Here are some training tips catered to the female athlete:
What we eat and what our bodies need to function during endurance sports is crucial to our performance. Women must meet their nutritional needs with fewer calories than men, so we need to be extra careful about eating empty calories (like candy and soda) since we have less calories per day to play around with. Female endurance athletes should ideally aim to eat quality protein through lean meats, low-fat dairy, fish, and beans, in addition to whole grains, and fruits/vegetables. Pre-race, women should eat higher carbohydrates through beans, fruits, and whole grains—about 450 grams daily. Men naturally have more glycogen stores than women, so taking in the appropriate amount of healthy carbohydrates is crucial for women.
Contrary to popular belief, eating less food and running more won’t necessarily help you lose the extra fat. Yes, you need to cut calories to lose weight, but this combination of strict reduction in intake often forces your body to store more calories/fat. The best way to lose fat is to increase food intake in the mornings to fuel your training, and eat lighter––reasonable and wholesome––meals as the day goes on. (By the way, running is one of the best exercises you can do to lose weight/fat and also keep it off.)
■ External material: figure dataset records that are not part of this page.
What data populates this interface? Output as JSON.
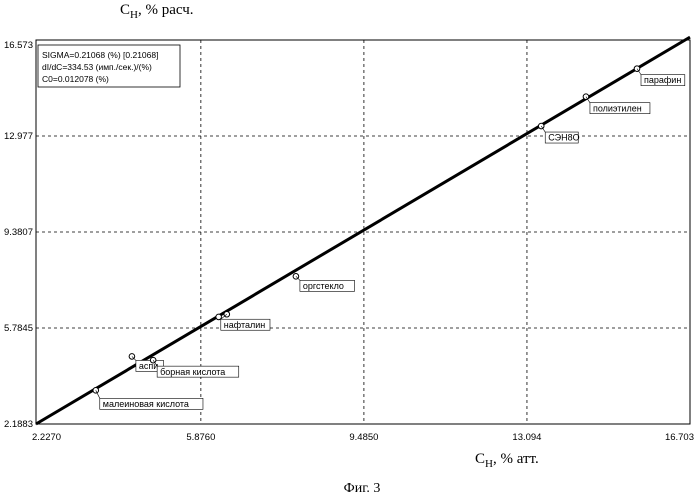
{
  "figure": {
    "ylabel_main": "C",
    "ylabel_sub": "Н",
    "ylabel_rest": ", % расч.",
    "xlabel_main": "C",
    "xlabel_sub": "Н",
    "xlabel_rest": ", % атт.",
    "caption": "Фиг. 3"
  },
  "stats_box": {
    "line1": "SIGMA=0.21068 (%) [0.21068]",
    "line2": "dI/dC=334.53 (имп./сек.)/(%)",
    "line3": "C0=0.012078 (%)"
  },
  "chart_data": {
    "type": "scatter",
    "grid": true,
    "xlim": [
      2.227,
      16.703
    ],
    "ylim": [
      2.1883,
      16.573
    ],
    "x_ticks": [
      2.227,
      5.876,
      9.485,
      13.094,
      16.703
    ],
    "x_tick_labels": [
      "2.2270",
      "5.8760",
      "9.4850",
      "13.094",
      "16.703"
    ],
    "y_ticks": [
      2.1883,
      5.7845,
      9.3807,
      12.977,
      16.573
    ],
    "y_tick_labels": [
      "2.1883",
      "5.7845",
      "9.3807",
      "12.977",
      "16.573"
    ],
    "fit_line": {
      "x": [
        2.227,
        16.703
      ],
      "y": [
        2.1883,
        16.68
      ]
    },
    "points": [
      {
        "x": 3.55,
        "y": 3.45,
        "label": "малеиновая кислота"
      },
      {
        "x": 4.35,
        "y": 4.72,
        "label": "аспи"
      },
      {
        "x": 4.82,
        "y": 4.58,
        "label": "борная кислота"
      },
      {
        "x": 6.27,
        "y": 6.2,
        "label": ""
      },
      {
        "x": 6.45,
        "y": 6.3,
        "label": "нафталин"
      },
      {
        "x": 7.98,
        "y": 7.72,
        "label": "оргстекло"
      },
      {
        "x": 13.41,
        "y": 13.35,
        "label": "СЭН8О"
      },
      {
        "x": 14.4,
        "y": 14.45,
        "label": "полиэтилен"
      },
      {
        "x": 15.53,
        "y": 15.5,
        "label": "парафин"
      }
    ]
  }
}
Vitamins, Minerals, and the “Other” Stuff
Women need to pay most attention to maintaining appropriate levels of iron and calcium. Calcium is crucial for women, especially women who are at a higher risk of osteoporosis, but it can also help athletes avoid bone injuries such as stress fractures. You can get calcium via dairy and dark leafy vegetables, and supplements like Cal-EZ are another great way to ensure you get your daily recommended amount of calcium.
Women should also be aware of iron deficiency. Due to loss of blood during menstruation and a high number of female athletes who eat meatless diets, appropriate levels of iron are crucial. Foods with higher levels of Vitamin C can also help boost iron absorption, so eat your oranges, berries, and peppers!
Don’t be afraid of strength training! Endurance athletes tend to overlook this, but it’s necessary to crosstrain and strength train consistently. Not only does it decrease your risk of injury, but studies show it improves overall athletic performance. Strength training also decreases your risk of osteoporosis by increasing bone density!
In addition to lifting weights (like barbells), some other strength-training exercises that are great include squats, deadlifts, lunges, push-ups, rows, body resistance exercises, and kettlebell workouts. And when it comes to endurance, it’s important to practice your craft but include some variety. For female runners, intervals, hill repeats, and fartlek training runs have been shown to improve speed and strength similar to gains shown by steroid users––naturally and without all the negative side effects. High intensity anaerobic running stimulates human growth hormone which plays a role in muscle development and performance. So mix up your workouts!
Due to changes in hormones, women are more likely than men to have issues with sleep. Elevated cortisol levels and inflammatory responses from hard training can also impact sleep, which then impacts recovery. So be sure to put extra emphasis on getting a good night’s rest, giving your body enough time to recover overnight.
So to all you women reading this, remember: we are amazing and we can do anything we put our minds to. Nothing can hold us back!
Disclosure: Cal-EZ has compensated me for this post, but all opinions are my own and always will be my own. I use Cal-EZ daily not because I was asked to or have to, but because I love it. I am happy to be able to share it with you!